Maar het zou ons te verre afvoeren. Zij dan deze herinnering u genoeg, en vergunt ons nog, in een paar trekken te schetsen, hoe de resultaten van Egyptologie en Assyriologie ook de methode der moderne critiek gispen.

Het is bekend, dat zij in geen geringe mate lijdt aan wondervrees. Men behoeft slechts eenigszins bekend te zijn |37| met wat zooal in naam der critiek tegen de echtheid van Bijbelboeken gedebiteerd is, om tot de overtuiging te geraken, dat de wondervrees daarbij eene groote rol speelt, en het niet of al voorkomen van wonderen in een verhaal een der voornaamste maatstaven is geworden voor de beoordeeling der echtheid. Men ontkent dit bedrijf. Welnu, aan de vrucht kent men den boom!

Een zeker criticus zet zich tot de beoordeeling van de echtheid van het boek Daniël. 60) Een overzicht van den inhoud is geven. „Wel wordt,” zoo zegt onze criticus, „in de eerste Hst. over Daniël in den derden persoon gesproken, maar daar in de latere overal de eerste persoon wordt gebezigd zoo valt er niet aan te twijfelen, dat het geheele boek voor ’t werk van Daniël wil doorgaan.” Verheugt u echter niet te zeer in dezen goeden gang. „Ieder,” zoo vervolgt hij, „ieder, die geen grof supranaturalisme huldigt zal terstond na de eerste lezing de echtheid van dit boek betwijfelen . . . .” Waarom toch, valt ge ietwat ontnuchterd in? „Onder de talrijke bezwaren tegen de echtheid behoort, dat de meeste in dit boek verhaalde gebeurtenissen — onmogelijk konden plaats hebben; men denke slechts aan de drie mannen in den oven . . . . aan den waanzin van Nebucadnezar . . . aan de droomen van dezen . . . .”

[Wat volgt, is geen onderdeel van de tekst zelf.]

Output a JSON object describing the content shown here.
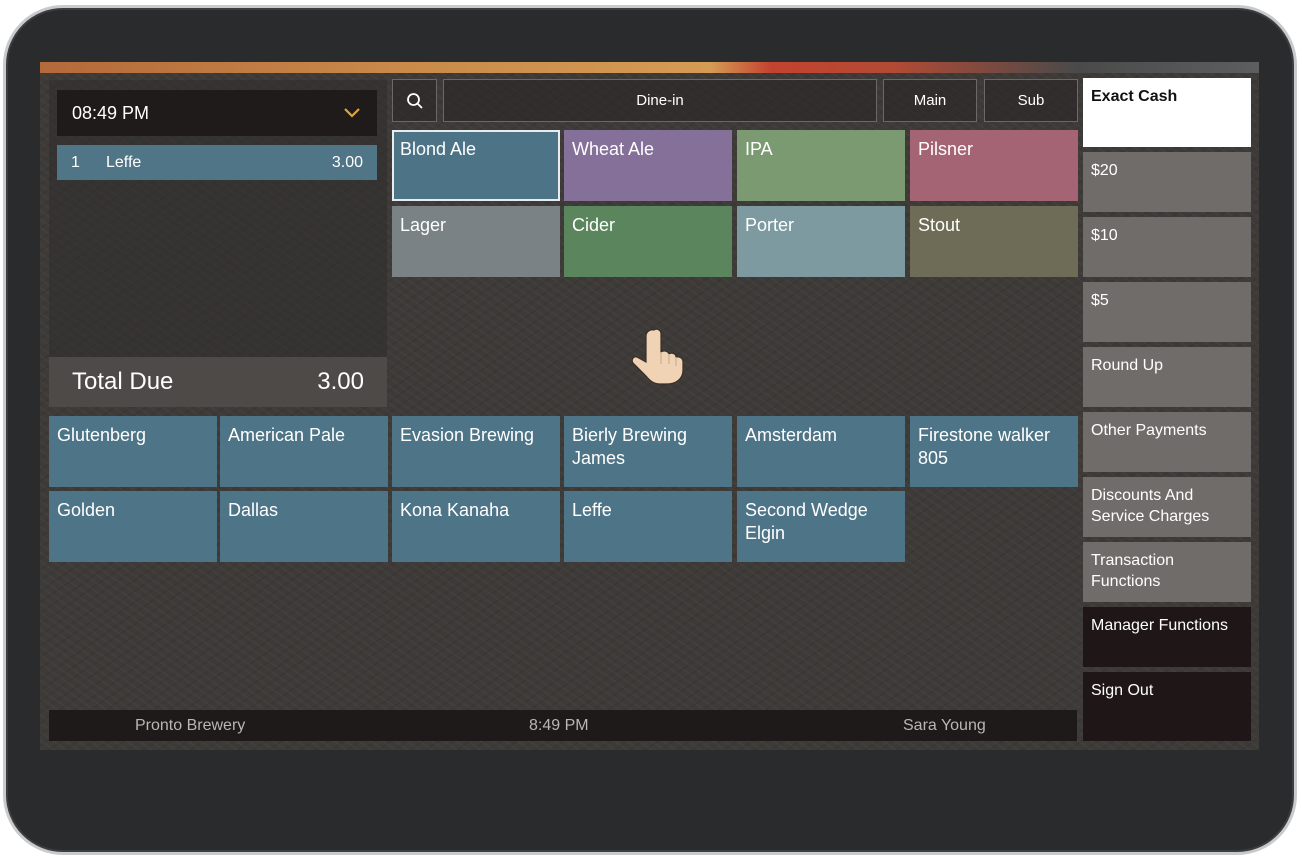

Wat, dus roept ge verontwaardigd, wat toch hebben de verhalen van wonderen te maken met de kwestie of Daniël die verhalen geschreven heeft! Gij beweert, dat het bij de beoordeeling van de echtheid (te dezer zake) hoogstens de vraag kan zijn, of men in dien tijd en in den kring des schrijvers de mogelijkheid van zoodanige wonderen geloofde, maar gij houdt het aanleggen van den maatstaf: „wonderen zijn onmogelijk,” onwetenschappelijk. Stelt u gerust, Egyptologie en Assyriologie zullen u het bewijs leveren, dat de critiek het zelfs met u eens is! Gij glimlacht? . . .

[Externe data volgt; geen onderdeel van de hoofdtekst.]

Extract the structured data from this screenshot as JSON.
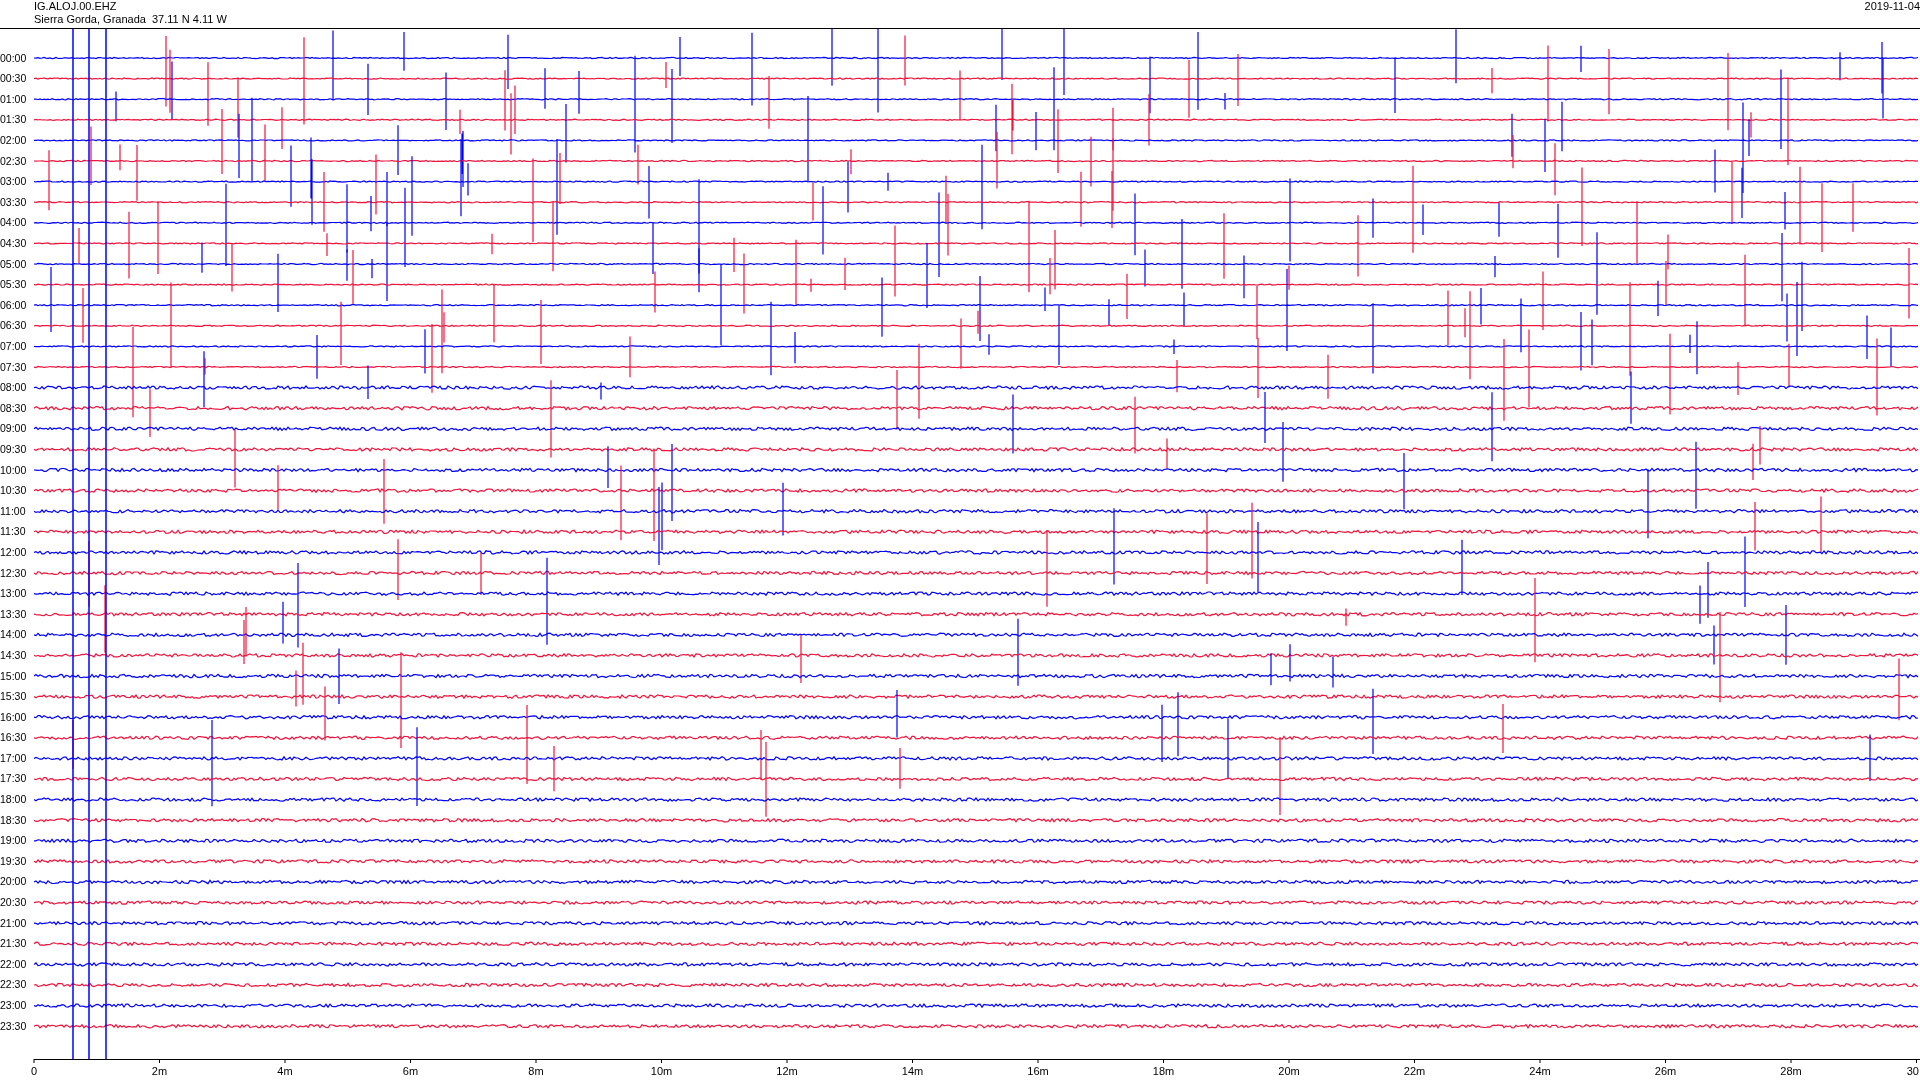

Cylinder A van Sardanapalus, en in zijn paleis gevonden, verhaalt te midden van historische berichten behalve andere |38| wondere dingen ook: „Destijds (bij gelegenheid van den opstand zijns broeders Samulsumukin) had een ziener, in nachtelijken slaap, een droom: „Ziehier wat Sin hen bereidt, die kwaad in ’t schild voeren tegen Asurbanipal, den koning van Assyrië: De slag zal geschieden, hun wacht een schrikkelijke dood; met de spitse des zwaards, met de vlamme des vuurs, honger en strafgericht van Nergal zal ik hun leven vernietigen.” Ik vernam deze woorden en vertrouwde op den wil van Sin mijnen Heer . . . .”

Een origineel hiëroglyphen-inschrift van Ramesses XII uit de XIde eeuw, terstond na het gebeurde vervaardigd, deelt mede, dat de schoonzuster van genoemden vorst, Bentrosch, van een daemon was bezeten. Nadat een Egyptisch zaakkundige haar tevergeefs had zoeken te genezen, werd, ingevolge eene openbaring, de ark van den god, Chonsu tot haar gevoerd en de prinses werd door haar aan te raken van den daemon verlost. Eerst, na door een droom daartoe opgewekt te zijn, zond de vorst van het land (Buchtan aan den boven-Tiger) de ark, begeleid met rijke geschenken, naar Egypte terug.

Aan mirakelen dus geen gebrek. En toch, meent ge, dat iemand der critici nu daarom de echtheid van het cylinderinschrift of van ’t hiëroglyphen-verhaal, ook maar eenigszins betwijfelt, laat staan verwerpt? Het valt hun zelfs niet in! „Beide mededeelingen dragen het kenmerk der geloofsmeeningen van hun tijd”, zegt men „nu juist.” 61) ’t Is waar ook, het is de Bijbel niet, dien dit oordeel geldt! . . .

Verontwaardigd fluistert ge van „een tweeërlei weegsteen . . .”

Wij vragen slechts: is het getuigenis niet beschamend en de verwachting niet gegrond, dat zoodanige methode door meerderen zal worden verlaten, dank zij de lessen van Egyptologie en Assyriologie?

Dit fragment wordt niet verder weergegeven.